I guess my perspective is that it's a communication tool. It seems, from the 40,000 foot view that it's a tool that allows people to present, solicit and collaborate. I see no need to limit it's ultimate scope, as long as it's possible to manage it's diversity / complexity.

My Core Features List
I'd like to see bitweaver have an infrastructure "core" and lots and lots of optional user-contibuted modules:
  • Modular Presentation, Database, File, Intra-module communications, Administration and Initialization subsystems with associated APIs
  • Wiki, Forums, Articles, Blogs, File Galleries and FAQ's as the "baseline" module set (give or take a few)
  • Being a software developer, I'd like to see software development lifecycle support modules
  • Need to be able to install and configure quickly (including the ablitiy to encapsulate stored setups for easy site replication)
  • Needs to be very readily "themed" (branded)
  • Need the ability to readily and quickly add capabilities
  • I'm thinking that, due to site entropy, there should be ways to easily reoorganize, sift and categorize content periodically.
  • I'd dearly love to see automated testing / validation capabilities. I think that would go a long way toward managing quality and minimizing wasting precious developers' time. It would also go a long way toward developing customer confidence

Thoughts from an application developer
Remember: Wiki, wiki, wiki.

Why?
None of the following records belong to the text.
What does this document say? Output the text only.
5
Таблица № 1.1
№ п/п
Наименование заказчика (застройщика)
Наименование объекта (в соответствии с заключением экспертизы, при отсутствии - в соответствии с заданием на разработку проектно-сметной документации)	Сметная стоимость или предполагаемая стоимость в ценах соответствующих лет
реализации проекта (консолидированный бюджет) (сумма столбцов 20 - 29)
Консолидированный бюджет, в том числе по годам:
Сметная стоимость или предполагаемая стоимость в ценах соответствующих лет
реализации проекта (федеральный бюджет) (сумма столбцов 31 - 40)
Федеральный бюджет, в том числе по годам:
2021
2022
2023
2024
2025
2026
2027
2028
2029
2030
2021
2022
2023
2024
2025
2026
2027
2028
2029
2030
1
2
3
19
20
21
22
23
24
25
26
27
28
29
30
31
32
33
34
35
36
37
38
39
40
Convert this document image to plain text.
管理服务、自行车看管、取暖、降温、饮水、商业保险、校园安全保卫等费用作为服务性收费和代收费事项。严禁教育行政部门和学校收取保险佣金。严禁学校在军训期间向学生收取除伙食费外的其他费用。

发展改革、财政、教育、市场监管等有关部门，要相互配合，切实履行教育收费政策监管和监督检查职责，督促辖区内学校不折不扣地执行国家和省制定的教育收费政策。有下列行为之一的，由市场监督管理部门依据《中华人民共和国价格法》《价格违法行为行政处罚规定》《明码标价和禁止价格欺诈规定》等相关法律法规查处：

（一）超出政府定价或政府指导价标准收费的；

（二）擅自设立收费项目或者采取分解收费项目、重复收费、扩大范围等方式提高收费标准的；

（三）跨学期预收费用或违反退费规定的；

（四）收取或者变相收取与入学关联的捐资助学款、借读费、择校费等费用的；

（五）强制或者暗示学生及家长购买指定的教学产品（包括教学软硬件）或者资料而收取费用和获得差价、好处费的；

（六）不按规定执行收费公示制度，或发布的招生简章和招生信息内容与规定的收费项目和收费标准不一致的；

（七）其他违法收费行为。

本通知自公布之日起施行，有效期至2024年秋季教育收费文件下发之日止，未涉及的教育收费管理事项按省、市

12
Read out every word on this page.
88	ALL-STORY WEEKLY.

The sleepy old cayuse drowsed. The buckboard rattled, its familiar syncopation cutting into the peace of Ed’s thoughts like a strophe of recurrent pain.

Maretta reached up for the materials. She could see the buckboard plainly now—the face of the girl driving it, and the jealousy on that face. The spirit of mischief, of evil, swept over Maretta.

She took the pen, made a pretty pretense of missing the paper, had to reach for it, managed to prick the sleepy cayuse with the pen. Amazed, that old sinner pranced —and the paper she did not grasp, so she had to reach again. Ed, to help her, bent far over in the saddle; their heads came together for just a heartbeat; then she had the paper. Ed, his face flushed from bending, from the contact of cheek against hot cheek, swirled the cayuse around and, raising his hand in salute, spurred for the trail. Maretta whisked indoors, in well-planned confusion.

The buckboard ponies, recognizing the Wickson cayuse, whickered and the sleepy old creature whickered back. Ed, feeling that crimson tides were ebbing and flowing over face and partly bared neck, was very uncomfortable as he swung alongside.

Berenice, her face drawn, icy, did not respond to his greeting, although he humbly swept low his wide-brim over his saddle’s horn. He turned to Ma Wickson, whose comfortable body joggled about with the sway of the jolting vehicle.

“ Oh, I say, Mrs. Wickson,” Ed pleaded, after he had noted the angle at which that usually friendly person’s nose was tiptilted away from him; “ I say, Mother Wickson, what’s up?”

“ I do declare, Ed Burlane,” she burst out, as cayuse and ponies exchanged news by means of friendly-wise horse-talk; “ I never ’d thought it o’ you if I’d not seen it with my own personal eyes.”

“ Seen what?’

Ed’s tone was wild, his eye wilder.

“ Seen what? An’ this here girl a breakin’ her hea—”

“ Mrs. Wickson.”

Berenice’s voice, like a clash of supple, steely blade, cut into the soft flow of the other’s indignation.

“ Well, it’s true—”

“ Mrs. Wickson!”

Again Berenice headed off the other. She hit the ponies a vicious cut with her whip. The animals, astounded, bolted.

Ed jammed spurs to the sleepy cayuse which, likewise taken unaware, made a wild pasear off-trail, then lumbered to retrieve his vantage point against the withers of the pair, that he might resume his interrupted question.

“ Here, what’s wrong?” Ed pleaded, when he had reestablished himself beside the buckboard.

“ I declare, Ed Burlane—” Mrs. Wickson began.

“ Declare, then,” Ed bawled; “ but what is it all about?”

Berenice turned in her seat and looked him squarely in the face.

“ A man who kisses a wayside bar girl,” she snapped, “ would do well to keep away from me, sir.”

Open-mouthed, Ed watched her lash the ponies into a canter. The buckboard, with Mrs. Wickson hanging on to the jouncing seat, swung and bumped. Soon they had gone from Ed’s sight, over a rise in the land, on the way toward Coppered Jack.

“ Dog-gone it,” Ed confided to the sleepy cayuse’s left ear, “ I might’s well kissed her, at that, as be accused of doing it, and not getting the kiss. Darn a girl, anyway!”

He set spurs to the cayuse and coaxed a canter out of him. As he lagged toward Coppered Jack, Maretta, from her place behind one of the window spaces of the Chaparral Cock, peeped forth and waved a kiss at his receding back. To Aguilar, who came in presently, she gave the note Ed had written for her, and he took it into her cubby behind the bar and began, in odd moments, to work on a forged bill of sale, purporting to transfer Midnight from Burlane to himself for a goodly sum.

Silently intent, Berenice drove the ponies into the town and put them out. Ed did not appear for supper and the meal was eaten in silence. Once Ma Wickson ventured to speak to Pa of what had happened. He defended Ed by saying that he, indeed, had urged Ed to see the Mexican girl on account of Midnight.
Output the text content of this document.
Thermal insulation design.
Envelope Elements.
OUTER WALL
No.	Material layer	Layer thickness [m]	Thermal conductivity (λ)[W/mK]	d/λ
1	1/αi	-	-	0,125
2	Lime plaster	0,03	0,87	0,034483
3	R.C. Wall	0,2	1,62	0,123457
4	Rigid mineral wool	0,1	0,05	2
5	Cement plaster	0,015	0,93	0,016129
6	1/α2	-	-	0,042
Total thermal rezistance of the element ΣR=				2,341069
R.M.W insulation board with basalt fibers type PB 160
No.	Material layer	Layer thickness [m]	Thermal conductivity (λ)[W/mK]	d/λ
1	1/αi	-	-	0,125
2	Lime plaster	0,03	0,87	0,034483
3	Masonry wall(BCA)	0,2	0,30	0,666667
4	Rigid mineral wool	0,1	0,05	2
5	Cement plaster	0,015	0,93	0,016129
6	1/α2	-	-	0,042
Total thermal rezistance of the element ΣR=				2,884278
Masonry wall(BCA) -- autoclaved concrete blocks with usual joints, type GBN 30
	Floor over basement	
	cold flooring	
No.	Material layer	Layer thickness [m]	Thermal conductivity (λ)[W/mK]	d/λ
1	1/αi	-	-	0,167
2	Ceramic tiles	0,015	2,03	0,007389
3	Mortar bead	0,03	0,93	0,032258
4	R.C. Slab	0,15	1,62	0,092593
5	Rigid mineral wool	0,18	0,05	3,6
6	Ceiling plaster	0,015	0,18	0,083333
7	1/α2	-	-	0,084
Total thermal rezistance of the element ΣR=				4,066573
Principles:

1. As we have learned to our dismay, most of our users are never going to learn HTML.
2. The "Webmaster" syndrome is killing us. Every little change has to go through the Webmaster.
3. We (application developers) are DESPERATE for a package that enables us to DISTRIBUTE page maintenance responsibilities to end users! But no HTML!

This is why we are trying to use Tiki.

Tiki isn't EVER going to be used for an enterprise's public Web site, where the Webmaster is still very much in charge (and has to be). It is already used in who-knows-how-many intranets, non-profits, NGOs, semi-public collaborative sites, etc. Because of the Wiki!


Market identification: engine + wikified CMS

Implications for Design:

1. Make sure that the core of bitweaver is the Wiki — and what is more, that the Wiki is state of the art. Carefully study TWiki.
2. Build automated site generation tools into the Wiki core, including automatic menu generation and option to include a new Wiki page in a specified menu! (See typo3 for an excellent implementation of this concept)
3. Keep the Wiki syntax simple! Tikiwiki's syntax has gotten out of hand, particularly with plugins.
4. Add capability to give individual-level permissions to pages (the current page creator is owner is a start, but doesn't go far enough).
5. Build INCLUDE capability into the Wiki so that text never needs to be repeated.